Ad esempio con una pratica di “sostegno diffuso” di cui parla Canevaro da una vita ma che è nelle nostre scuole solo chiacchiera, mentre una ambigua “apologia del docente di sostegno sempre” (forse in alcuni per buona fede)  rischia di produrre solo cattiva e falsa integrazione.
La proposta di Ianes   pensa, ovviamente, ad un processo lungo e complesso,  ma indispensabile. Non c’è una legge né un decreto che preveda tutto questo, c’è solo una sperimentazione a Trento, e già solo questa crea un grande clamore?  Io vedrei con interesse se il nuovo organico funzionale di qualche scuola sapesse “andare oltre” il mero sostegno dell’auletta con una diffusività didattica di “sostegno che impegna tutti”, utilizzando davvero l’autonomia. Utilizzando, peraltro, ciò che dagli anni 70 si dice nelle leggi ma non si fa: la corresponsabilità di tutti i docenti su tutti gli alunni! Parallelamente, come ovvio, si deve  maturare in tutti i docenti (tutti perché “normale”)  competenza di skaffolding delle eterogeneità, perché questi sono oggi tutti i nostri alunni. Un processo da pensare bene, con prudenza per evitare “vuoti” ma anche con coraggio, perché la deriva isolazionista rischia il non ritorno: un fantasma di  integrazione ridotto ad accoglienza posticcia.
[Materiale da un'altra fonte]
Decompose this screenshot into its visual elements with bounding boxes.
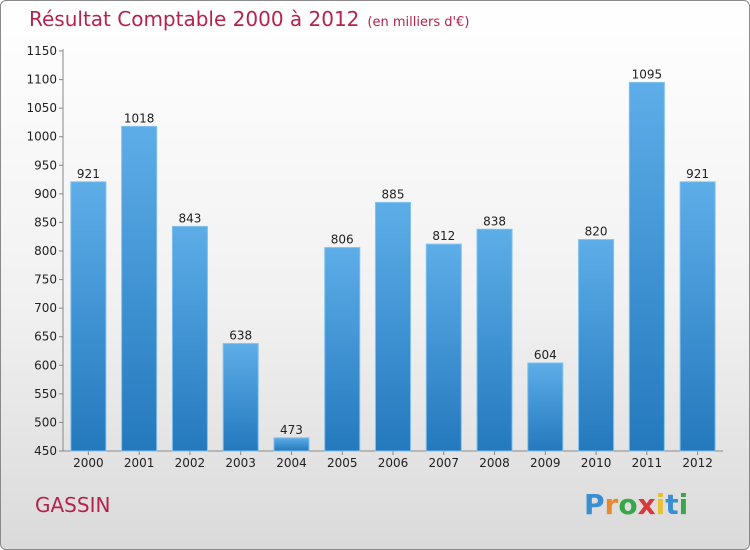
x-tick-label: 2010 xyxy=(581,456,612,470)
bar-2009 xyxy=(527,362,564,452)
x-tick-label: 2002 xyxy=(175,456,206,470)
x-tick-label: 2009 xyxy=(530,456,561,470)
bar-2012 xyxy=(679,181,716,452)
y-tick-label: 550 xyxy=(34,387,57,401)
chart-title: Résultat Comptable 2000 à 2012 (en millie… xyxy=(29,7,469,31)
y-tick-label: 800 xyxy=(34,244,57,258)
title-text: Résultat Comptable 2000 à 2012 xyxy=(29,7,360,31)
title-unit: (en milliers d'€) xyxy=(367,15,470,30)
bar-2003 xyxy=(222,343,259,452)
value-label-2006: 885 xyxy=(382,187,405,201)
y-tick-label: 1100 xyxy=(26,73,57,87)
value-label-2001: 1018 xyxy=(124,111,155,125)
x-tick-label: 2006 xyxy=(378,456,409,470)
y-tick-label: 600 xyxy=(34,358,57,372)
value-label-2000: 921 xyxy=(77,167,100,181)
value-label-2012: 921 xyxy=(686,167,709,181)
y-tick-label: 1000 xyxy=(26,130,57,144)
chart-axes: 450 500 550 600 650 700 750 800 850 900 950 1000 105… xyxy=(26,44,723,470)
bar-2011 xyxy=(628,81,665,452)
value-label-2009: 604 xyxy=(534,348,557,362)
value-label-2004: 473 xyxy=(280,423,303,437)
bar-2007 xyxy=(425,243,462,452)
bar-2004 xyxy=(273,437,310,452)
bar-2010 xyxy=(578,239,615,452)
bar-chart: 450 500 550 600 650 700 750 800 850 900 950 1000 105… xyxy=(26,44,723,470)
bar-2006 xyxy=(375,201,411,452)
value-label-2005: 806 xyxy=(331,233,354,247)
y-tick-label: 850 xyxy=(34,215,57,229)
y-tick-label: 950 xyxy=(34,158,57,172)
x-tick-label: 2003 xyxy=(225,456,256,470)
x-tick-label: 2012 xyxy=(682,456,713,470)
y-tick-label: 500 xyxy=(34,415,57,429)
y-tick-label: 1050 xyxy=(26,101,57,115)
bar-2002 xyxy=(171,225,208,452)
value-label-2007: 812 xyxy=(432,229,455,243)
x-tick-label: 2004 xyxy=(276,456,307,470)
x-tick-label: 2001 xyxy=(124,456,155,470)
x-tick-label: 2005 xyxy=(327,456,358,470)
value-label-2011: 1095 xyxy=(632,67,663,81)
bar-2000 xyxy=(70,181,107,452)
bar-2008 xyxy=(476,228,513,452)
bar-2005 xyxy=(324,247,361,452)
y-tick-label: 450 xyxy=(34,444,57,458)
value-label-2008: 838 xyxy=(483,214,506,228)
chart-value-labels: 921 1018 843 638 473 806 885 812 838 604 820 1095 92… xyxy=(77,67,709,436)
city-name: GASSIN xyxy=(35,493,111,517)
value-label-2003: 638 xyxy=(229,329,252,343)
y-tick-label: 700 xyxy=(34,301,57,315)
bar-2001 xyxy=(121,125,158,452)
y-tick-label: 650 xyxy=(34,330,57,344)
x-tick-label: 2011 xyxy=(632,456,663,470)
chart-bars xyxy=(70,81,716,452)
x-tick-label: 2007 xyxy=(428,456,459,470)
value-label-2010: 820 xyxy=(585,225,608,239)
y-tick-label: 900 xyxy=(34,187,57,201)
x-tick-label: 2000 xyxy=(73,456,104,470)
proxiti-logo[interactable]: Proxiti xyxy=(584,488,689,521)
x-tick-label: 2008 xyxy=(479,456,510,470)
value-label-2002: 843 xyxy=(178,211,201,225)
y-tick-label: 1150 xyxy=(26,44,57,58)
y-tick-label: 750 xyxy=(34,273,57,287)
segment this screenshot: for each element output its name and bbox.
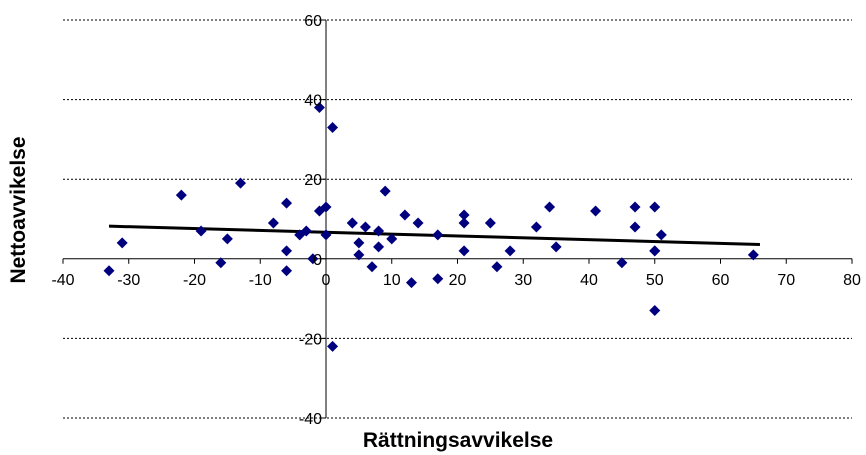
data-point	[530, 221, 542, 233]
x-tick-label: -10	[249, 272, 272, 289]
data-point	[405, 277, 417, 289]
data-point	[629, 201, 641, 213]
y-tick-label: 60	[304, 13, 322, 30]
data-point	[649, 245, 661, 257]
y-tick-label: 40	[304, 93, 322, 110]
data-point	[353, 249, 365, 261]
data-point	[327, 340, 339, 352]
y-tick-label: -20	[299, 331, 322, 348]
data-point	[747, 249, 759, 261]
data-point	[116, 237, 128, 249]
data-point	[432, 229, 444, 241]
data-point	[373, 225, 385, 237]
data-point	[432, 273, 444, 285]
data-point	[195, 225, 207, 237]
data-point	[590, 205, 602, 217]
x-tick-label: 30	[514, 272, 532, 289]
data-point	[215, 257, 227, 269]
data-point	[550, 241, 562, 253]
x-tick-label: -30	[117, 272, 140, 289]
tick-labels: -40 -30 -20 -10 0 10 20 30 40 50 60 70 80 -40 -20 0 20 40…	[51, 13, 861, 428]
data-points	[103, 102, 759, 352]
data-point	[379, 185, 391, 197]
x-tick-label: 50	[646, 272, 664, 289]
data-point	[235, 177, 247, 189]
data-point	[412, 217, 424, 229]
data-point	[655, 229, 667, 241]
data-point	[353, 237, 365, 249]
data-point	[313, 102, 325, 114]
data-point	[320, 201, 332, 213]
x-tick-label: 60	[712, 272, 730, 289]
data-point	[629, 221, 641, 233]
data-point	[267, 217, 279, 229]
x-axis-title: Rättningsavvikelse	[363, 429, 553, 452]
x-tick-label: 20	[449, 272, 467, 289]
x-tick-label: 10	[383, 272, 401, 289]
data-point	[491, 261, 503, 273]
x-tick-label: 0	[322, 272, 331, 289]
data-point	[484, 217, 496, 229]
gridlines	[63, 19, 852, 419]
data-point	[649, 305, 661, 317]
data-point	[458, 209, 470, 221]
data-point	[346, 217, 358, 229]
x-tick-label: 80	[843, 272, 861, 289]
data-point	[373, 241, 385, 253]
data-point	[221, 233, 233, 245]
y-tick-label: -40	[299, 411, 322, 428]
x-tick-label: 40	[580, 272, 598, 289]
data-point	[544, 201, 556, 213]
data-point	[399, 209, 411, 221]
axes	[62, 19, 853, 419]
x-tick-label: 70	[777, 272, 795, 289]
data-point	[386, 233, 398, 245]
x-tick-label: -40	[51, 272, 74, 289]
y-tick-label: 0	[313, 252, 322, 269]
data-point	[320, 229, 332, 241]
data-point	[175, 189, 187, 201]
data-point	[327, 121, 339, 133]
data-point	[281, 197, 293, 209]
data-point	[366, 261, 378, 273]
data-point	[359, 221, 371, 233]
data-point	[307, 253, 319, 265]
data-point	[649, 201, 661, 213]
data-point	[103, 265, 115, 277]
y-axis-title: Nettoavvikelse	[7, 136, 30, 283]
data-point	[300, 225, 312, 237]
data-point	[281, 265, 293, 277]
data-point	[504, 245, 516, 257]
data-point	[616, 257, 628, 269]
data-point	[458, 217, 470, 229]
data-point	[458, 245, 470, 257]
y-tick-label: 20	[304, 172, 322, 189]
x-tick-label: -20	[183, 272, 206, 289]
data-point	[281, 245, 293, 257]
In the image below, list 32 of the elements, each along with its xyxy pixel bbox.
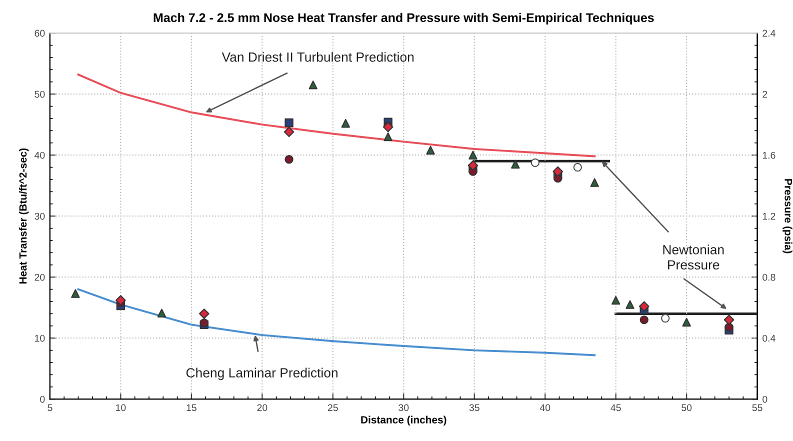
y-tick-label: 40 [34,152,45,159]
y2-tick-label: 0 [762,396,768,403]
y2-tick-label: 0.4 [762,334,776,342]
x-tick-label: 20 [257,404,268,412]
y-tick-label: 50 [34,90,45,98]
y2-tick-label: 2.4 [762,30,776,37]
x-tick-label: 55 [752,404,762,412]
y2-tick-label: 1.6 [762,152,776,159]
y2-axis-title: Pressure (psia) [782,179,792,254]
x-tick-label: 35 [469,404,480,412]
annotation: Van Driest II Turbulent Prediction [222,52,414,62]
x-tick-label: 5 [48,404,52,412]
y2-tick-label: 2 [762,90,768,98]
y2-tick-label: 1.2 [762,212,776,220]
y-tick-label: 30 [34,212,45,220]
chart-title: Mach 7.2 - 2.5 mm Nose Heat Transfer and Pressure with Semi-Empirical Techniques [154,12,654,25]
y2-tick-label: 0.8 [762,274,776,281]
annotation: Cheng Laminar Prediction [186,368,338,380]
annotation: Newtonian Pressure [663,244,724,270]
y-tick-label: 0 [40,396,45,403]
x-tick-label: 10 [116,404,126,412]
x-tick-label: 40 [540,404,550,412]
y-tick-label: 20 [34,274,45,281]
y-tick-label: 10 [35,334,45,342]
y-tick-label: 60 [34,30,45,37]
x-tick-label: 50 [682,404,692,412]
x-tick-label: 15 [186,404,196,412]
x-tick-label: 25 [328,404,338,412]
x-tick-label: 30 [398,404,409,412]
x-tick-label: 45 [610,404,621,412]
x-axis-title: Distance (inches) [361,416,446,426]
y-axis-title: Heat Transfer (Btu/ft^2-sec) [19,148,29,284]
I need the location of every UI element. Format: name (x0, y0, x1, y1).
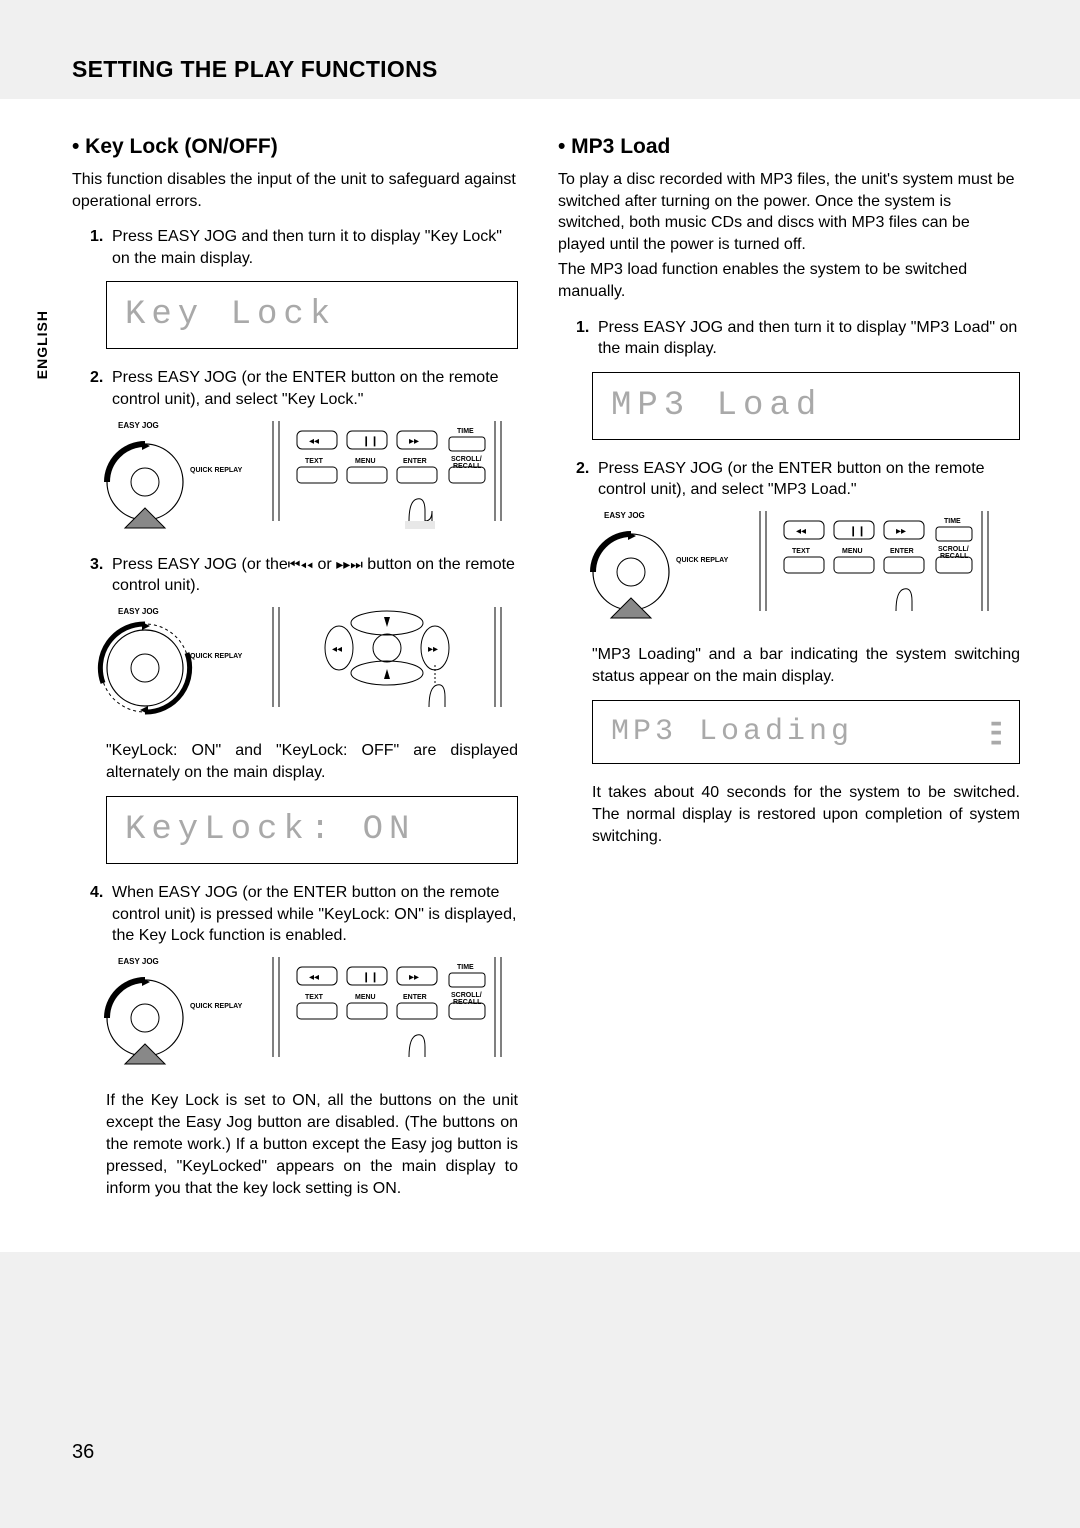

Quindi, nella logica dell’organico funzionale, e in un sistema in cui la formazione alle tematiche speciali diventa “normale” sarebbe interessante almeno sperimentare pratiche (come sta facendo Trento) che, in fondo, ripristinano  il pensiero della vecchia-grande Falcucci (che da poco ci ha lasciato) e che nei documenti degli anni 70 sull’integrazione scriveva “non vogliamo inserire gli handicappati nelle scuole perché siamo buoni, e non solo per principi di eguaglianza delle opportunità, ma perché attraverso di loro  cambi tutta la scuola”. Il che non è avvenuto, e la confusione dell’epoca  rischia di buttare il delicatissimo tema dell’integrazione  in retorica caciara.
In questa caciara, c’è perfino chi propone di boicottare i libri dell’editore Erickson, di cui Ianes è proprietario ed anima. Insomma bruciare i libri ancora una volta. Ianes l’ebreo. Cosa curiosa perché la Erickson ha il coraggio da sempre di pubblicare opere di diversissimo approccio teorico, soprattutto quelle molto contrastanti tra loro, visto che si va dal DMS V americano  ad Illich e Recalcati. E onore al coraggio di Ianes,  cui qualcuno potrebbe dire “chi te l’ha fatto fare” e pensa  che  sputi sul piatto dove mangia.
Proviamo invece a credere che la scuola è valida e inclusiva se è composta da una comunità di professionisti riflessivi che lavorano (sempre insieme) non per discipline ma  per ragazzi. So bene le difficoltà e i rischi di andare oltre, ma restare dove siamo oggi sarebbe uno stagno pieno di finzioni.